In Poland, the second phase of classicism after a year 1800 it gave the opportunity to distinguish some great architects, led by JAKUB KUBICKI (1758—1833). He is the creator of a number of landowners' mansions, built in the province (in Białaczewo, province. Piotrkowski, in Bejsce, province. Kielce), extremely economical in their architectural form and decoration: the only simple decoration, of the geometric body is a columned portico topped with a pediment. Kubicki's most famous work today, also solved as a mansion with a portico (and added two wings of outbuildings), is built in. 1819 Warsaw Belvedere, currently the seat of the President of the State. The type of Polish court developed by Kubicki was repeated many times in the 19th century. on a more modest scale. In our imagination, supported by examples of Polish literature, gentry-Polish hospitality is expressed by the form of greeting the guest on the columnar, classicist porch.

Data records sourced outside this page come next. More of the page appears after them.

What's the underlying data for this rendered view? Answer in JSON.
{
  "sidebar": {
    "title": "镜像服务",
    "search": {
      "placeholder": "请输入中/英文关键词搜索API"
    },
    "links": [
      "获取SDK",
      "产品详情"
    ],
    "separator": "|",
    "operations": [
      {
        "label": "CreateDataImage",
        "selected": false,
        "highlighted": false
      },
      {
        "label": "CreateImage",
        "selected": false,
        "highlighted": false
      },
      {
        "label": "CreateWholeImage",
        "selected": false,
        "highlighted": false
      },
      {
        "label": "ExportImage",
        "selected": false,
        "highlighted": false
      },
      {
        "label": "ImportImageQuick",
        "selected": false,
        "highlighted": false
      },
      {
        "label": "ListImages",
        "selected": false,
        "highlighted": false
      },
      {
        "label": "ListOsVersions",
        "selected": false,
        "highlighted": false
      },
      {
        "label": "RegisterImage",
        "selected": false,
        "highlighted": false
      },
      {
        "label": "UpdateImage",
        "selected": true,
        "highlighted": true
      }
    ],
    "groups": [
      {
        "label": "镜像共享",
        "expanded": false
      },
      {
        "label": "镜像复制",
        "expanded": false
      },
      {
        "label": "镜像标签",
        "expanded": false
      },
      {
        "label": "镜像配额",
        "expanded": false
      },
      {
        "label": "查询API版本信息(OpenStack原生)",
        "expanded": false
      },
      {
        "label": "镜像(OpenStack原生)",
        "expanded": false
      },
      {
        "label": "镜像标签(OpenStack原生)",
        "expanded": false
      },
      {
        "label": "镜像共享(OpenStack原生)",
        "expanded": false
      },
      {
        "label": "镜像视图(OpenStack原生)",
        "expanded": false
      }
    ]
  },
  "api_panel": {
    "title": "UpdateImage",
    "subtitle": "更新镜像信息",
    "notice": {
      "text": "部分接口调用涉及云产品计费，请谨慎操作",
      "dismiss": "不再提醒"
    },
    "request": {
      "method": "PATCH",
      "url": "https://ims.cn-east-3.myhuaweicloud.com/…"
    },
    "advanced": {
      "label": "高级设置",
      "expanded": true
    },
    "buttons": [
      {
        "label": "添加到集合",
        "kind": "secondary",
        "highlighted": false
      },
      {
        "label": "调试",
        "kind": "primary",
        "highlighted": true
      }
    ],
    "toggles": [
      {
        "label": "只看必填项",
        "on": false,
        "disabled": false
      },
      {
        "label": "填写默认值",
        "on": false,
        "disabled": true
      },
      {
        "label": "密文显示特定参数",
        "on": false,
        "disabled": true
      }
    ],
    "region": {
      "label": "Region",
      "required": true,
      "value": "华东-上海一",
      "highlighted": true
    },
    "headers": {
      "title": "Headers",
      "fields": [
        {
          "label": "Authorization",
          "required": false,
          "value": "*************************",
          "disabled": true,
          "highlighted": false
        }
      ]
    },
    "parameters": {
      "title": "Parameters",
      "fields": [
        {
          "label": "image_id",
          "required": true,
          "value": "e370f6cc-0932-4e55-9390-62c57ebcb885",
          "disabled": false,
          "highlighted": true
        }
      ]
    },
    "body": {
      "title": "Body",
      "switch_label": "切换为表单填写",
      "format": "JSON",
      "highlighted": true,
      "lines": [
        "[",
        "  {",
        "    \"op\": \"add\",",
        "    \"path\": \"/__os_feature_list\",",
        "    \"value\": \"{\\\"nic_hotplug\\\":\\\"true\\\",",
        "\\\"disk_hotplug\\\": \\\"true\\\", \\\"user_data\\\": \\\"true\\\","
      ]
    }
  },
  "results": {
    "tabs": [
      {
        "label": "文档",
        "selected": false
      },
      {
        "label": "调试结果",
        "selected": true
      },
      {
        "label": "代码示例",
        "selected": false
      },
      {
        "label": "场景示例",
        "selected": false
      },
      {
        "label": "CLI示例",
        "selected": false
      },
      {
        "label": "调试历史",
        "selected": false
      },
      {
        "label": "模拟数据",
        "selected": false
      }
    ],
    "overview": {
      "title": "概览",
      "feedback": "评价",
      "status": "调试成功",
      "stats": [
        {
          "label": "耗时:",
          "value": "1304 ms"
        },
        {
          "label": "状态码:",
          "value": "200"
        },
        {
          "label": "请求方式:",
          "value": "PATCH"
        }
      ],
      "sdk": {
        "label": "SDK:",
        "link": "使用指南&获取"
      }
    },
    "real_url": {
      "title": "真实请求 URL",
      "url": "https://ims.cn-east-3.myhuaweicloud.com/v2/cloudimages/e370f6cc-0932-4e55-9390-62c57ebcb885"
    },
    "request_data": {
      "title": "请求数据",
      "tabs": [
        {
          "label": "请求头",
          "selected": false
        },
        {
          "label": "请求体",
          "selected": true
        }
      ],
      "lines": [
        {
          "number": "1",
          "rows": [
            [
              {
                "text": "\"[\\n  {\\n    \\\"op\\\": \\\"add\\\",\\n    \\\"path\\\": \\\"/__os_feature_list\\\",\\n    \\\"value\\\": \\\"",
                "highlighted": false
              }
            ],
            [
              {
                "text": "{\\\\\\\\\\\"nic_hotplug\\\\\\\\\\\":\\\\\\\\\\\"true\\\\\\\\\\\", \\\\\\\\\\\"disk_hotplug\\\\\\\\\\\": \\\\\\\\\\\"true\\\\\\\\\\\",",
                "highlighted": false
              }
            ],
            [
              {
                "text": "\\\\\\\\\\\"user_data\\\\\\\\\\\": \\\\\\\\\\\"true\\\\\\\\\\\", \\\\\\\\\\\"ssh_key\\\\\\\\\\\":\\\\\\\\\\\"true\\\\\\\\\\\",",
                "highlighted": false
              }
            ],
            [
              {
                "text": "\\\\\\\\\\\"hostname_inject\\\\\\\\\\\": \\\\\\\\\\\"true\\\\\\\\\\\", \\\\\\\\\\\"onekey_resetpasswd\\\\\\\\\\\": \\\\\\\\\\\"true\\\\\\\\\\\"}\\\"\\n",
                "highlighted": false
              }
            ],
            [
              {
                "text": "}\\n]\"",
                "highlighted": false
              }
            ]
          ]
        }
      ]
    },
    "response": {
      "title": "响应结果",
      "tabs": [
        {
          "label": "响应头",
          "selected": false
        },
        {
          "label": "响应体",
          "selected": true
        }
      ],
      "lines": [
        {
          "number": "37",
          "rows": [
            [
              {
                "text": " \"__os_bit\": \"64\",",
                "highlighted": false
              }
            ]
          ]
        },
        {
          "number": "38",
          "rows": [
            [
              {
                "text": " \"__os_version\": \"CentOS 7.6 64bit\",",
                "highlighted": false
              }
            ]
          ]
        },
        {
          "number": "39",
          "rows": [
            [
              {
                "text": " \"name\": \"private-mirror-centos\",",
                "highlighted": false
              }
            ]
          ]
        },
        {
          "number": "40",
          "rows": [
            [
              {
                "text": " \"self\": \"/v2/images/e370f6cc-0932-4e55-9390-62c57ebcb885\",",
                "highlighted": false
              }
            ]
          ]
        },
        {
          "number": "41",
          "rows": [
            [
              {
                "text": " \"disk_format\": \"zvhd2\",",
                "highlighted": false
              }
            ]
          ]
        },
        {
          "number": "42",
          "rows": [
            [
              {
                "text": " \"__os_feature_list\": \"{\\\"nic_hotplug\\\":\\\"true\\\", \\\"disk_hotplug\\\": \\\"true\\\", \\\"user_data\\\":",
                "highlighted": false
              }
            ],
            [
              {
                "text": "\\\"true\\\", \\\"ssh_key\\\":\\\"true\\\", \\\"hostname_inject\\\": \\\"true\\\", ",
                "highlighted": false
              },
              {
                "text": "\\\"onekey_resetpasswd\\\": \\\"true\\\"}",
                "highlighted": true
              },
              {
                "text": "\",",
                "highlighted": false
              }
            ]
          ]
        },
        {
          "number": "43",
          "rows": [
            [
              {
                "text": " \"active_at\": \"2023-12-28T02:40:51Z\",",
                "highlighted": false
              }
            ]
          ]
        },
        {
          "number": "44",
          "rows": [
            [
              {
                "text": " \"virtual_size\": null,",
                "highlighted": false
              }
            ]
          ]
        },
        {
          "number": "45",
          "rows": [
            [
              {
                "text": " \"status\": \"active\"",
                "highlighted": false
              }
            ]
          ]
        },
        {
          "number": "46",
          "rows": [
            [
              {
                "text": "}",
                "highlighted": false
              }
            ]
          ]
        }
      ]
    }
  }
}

Polish architecture of that time features several central buildings characteristic of classicism (round), which we mentioned at the outset. An early example of this is the Evangelical Church in Warsaw discussed above, built by Zug. Built by Piotr Aigner (1760—1841) in the years 1800—1803, the Temple of the Sibyl in Puławy is almost a copy, albeit much more modest, Roman Pantheon. The same architect in the years 1818—1826 builds the Church of St. Alexander at Trzech Krzyży Square, whose architectural form consists of a rotunda covered with a dome with two prominent risalits from the north and from the south. this work, after unfortunate reconstructions in the 19th century. and destruction during the Second World War, during the post-war reconstruction, it returned to its former state.

Projection - part of the building protruding from the face of the wall.

In the discussed second phase of classicism, European architects, apart from public buildings, erect buildings that do not have any specific utility function. The Brandenburg Gate in Berlin and the two triumphal arches in Paris are modeled on the Roman Triumphal Arch: on the Place du Carrousel near the Louvre, built by architect Pierre Fontana (1787—1858) i na Place de l'Etoile (Star Square), built by François Chalgrin (1739—1811), already known to us as the author of the Odeon theater in Paris. Roman Column of Trajan from the 2nd century. n.e. instead, it served as a model for the architect Jean Baptiste Lepere (1761—1844), creators of the Vendóme Column in Paris with a statue of Napoleon on top, which was demolished during the Paris Commune.

Some monumental works of late classicism from the imperial period (time of Napoleon I) belongs to the so-called. empire style ("empire" style). You can mention here both the aforementioned Arc de Triomphe, like the church of St. Magdalena. A characteristic feature of Empire buildings are ornaments enriched with Egyptian motifs (influence of Napoleon's expedition to Egypt), such as sphinxes and lions, poza tym lyry, lictor's rods, etc., sometimes the letter "N", symbolizing the name "Napoleon".

The trend of classicism continues and reaches quite far into the 19th century. In Poland, an example of the late phase of this style is the work of ANTONI CORAZZI (1792—1877), Italian by origin, by taste - Varsovian. Many buildings in Warsaw are the work of Corazzi: Staszyc Palace in Krakowskie Przedmieście, building of the former Revenue and Treasury Committee (today the City Hall of Warsaw) and the Grand Theater on pl. A theatrical building with a long colonnade and straight lines, characteristic of classicism, symmetrical architectural divisions.

He was in Poland, moment, when the architecture of classicism was recognized as our national style, by all means worthy of imitation. MDM, for example, was built in this spirit in Warsaw, with the use of a crowning balustrade, vertical divisions in the form of pilasters, etc.